Inschriftenkatalog: Altkreis Osterode

Katalogartikel in chronologischer Reihenfolge.

DI 105: Osterode (2019)

Nr. 143 Osterode, St. Marien 1608

Beschreibung

Kanzel. Holz. Die 1608 vom „Garkoch“ Curt Mummentey gestiftete Kanzel wurde vermutlich im 18. Jahrhundert in den um das spätmittelalterliche Retabel (vgl. Nr. 39) errichteten Kanzelaltar integriert, der 1950 demontiert wurde.1) Seitdem ist sie wieder einzeln aufgestellt. Die in der Grundform sechsseitige Kanzel ist an den Ecken mit Säulen geschmückt. Auf den Tafeln unter einem mit Rankenwerk geschmückten Bogen Gemälde. An der Kanzel noch drei der ursprünglich vermutlich fünf Tafeln. Rechts neben dem Aufgang ein schmaleres, leeres Feld. Danach der Evangelist Markus mit dem Löwen, Christus als Erlöser (die Rechte erhoben, in der Linken eine kreuzbekrönte Weltkugel) sowie der Evangelist Lukas mit dem Stier, jeweils unter dem Bild durch die (in Gold auf schwarzem Grund) gemalten Beischriften I bezeichnet. Das Bild mit Christus wurde durch eine X-förmige Ritzung vor einigen Jahren angegriffen. Rechts neben der Kanzel hängt an der Wand eine vierte Brüstungstafel mit Johannes und dem Adler, bei dem die Beischrift II in anderer Schriftart, vermutlich im 19. Jahrhundert, erneuert wurde; am Ende ist ein originaler Buchstabe erhalten oder neu freigelegt.

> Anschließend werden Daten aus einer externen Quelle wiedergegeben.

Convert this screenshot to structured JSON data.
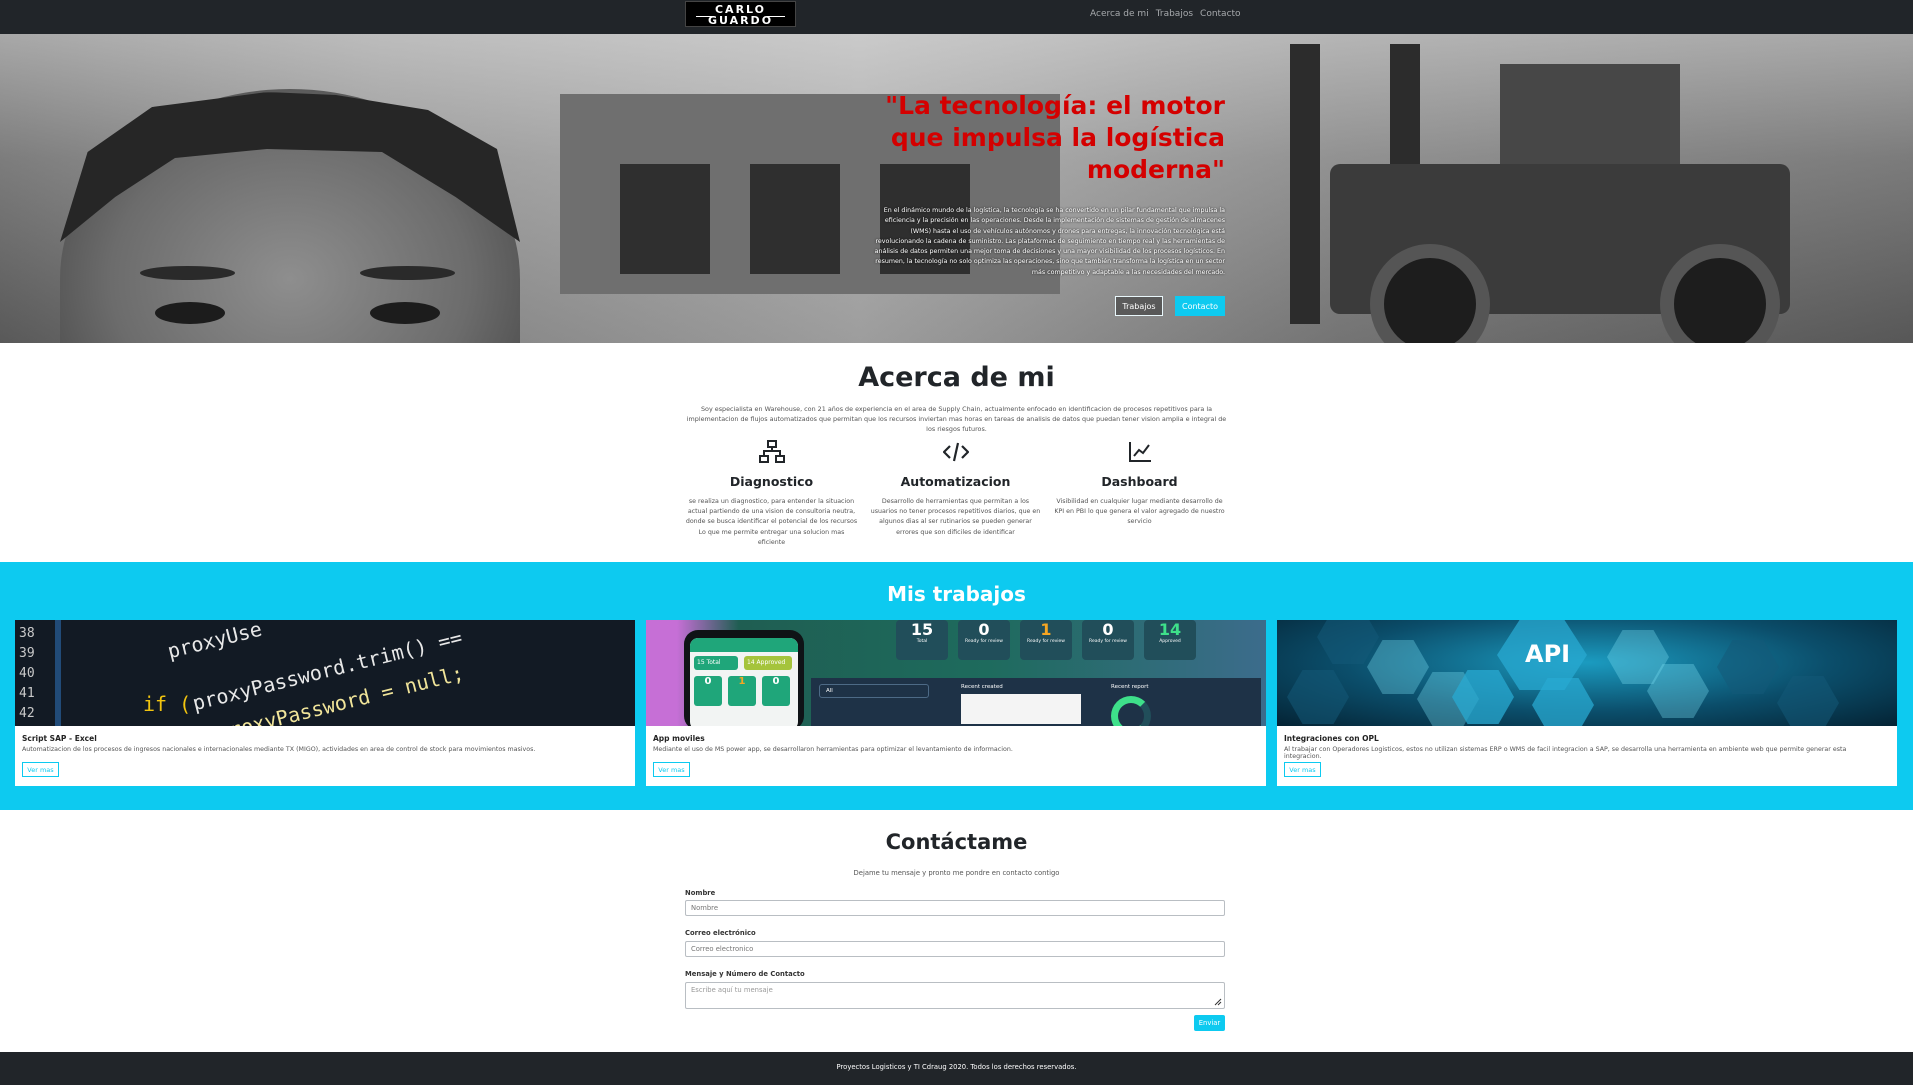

Maße: H.: 187,5 cm (gesamt), 58 cm (I), 62 cm (II); B.: 33–33,5 cm (I), 35 cm (II); Bu.: 3 cm (I), 3,5 cm (II).

Schriftart(en): Kapitalis mit Versalien (I).

Akademie der Wissenschaften zu Göttingen (Jörg H. Lampe) [1/3]

  1. I

    S. MARCUS . // SALVATOR . // S LUCAS .

  2. II

    <St. Iohanne>S

Kommentar

Die Kapitalis von (I) zeichnet sich durch den Wechsel von Haar- und Schattenstrichen sowie serifenartige Sporen aus, die die Form von Anstrichen oder Häkchen (Mittelteil des M, oberes Bogenende von C und S) annehmen können. Das unziale U rechts mit senkrechtem Schaft.

Ein Eintrag im Gildenbuch der Knochenhauer belegt, dass der Gahrkoch Curt Mummentej die Kanzel vor seinem Tod in die Sanct Marien Kirchen zu seinem Gedächtnis gestiftet hat. Er wurde 1608 auf dem Friedhof von St. Marien bestattet; seine Leichenpredigt (durch den damaligen zweiten Pastor an St. Aegidien, Magister Johann Stapel), war die erste, die von der Kanzel gehalten wurde.2) Angesichts der Tatsache, dass die Marienkirche in den 1620er und 1630er ausweislich erhaltener Grabplatten (Nr. 168, 179, 187) für Beerdigungen genutzt wurde, dürfte die Nachricht über die Stiftung wohl so zu verstehen sein, dass die Kanzel tatsächlich in der Kirche aufgestellt wurde und nicht erst 1659 in die erneuerte Kirche versetzt wurde.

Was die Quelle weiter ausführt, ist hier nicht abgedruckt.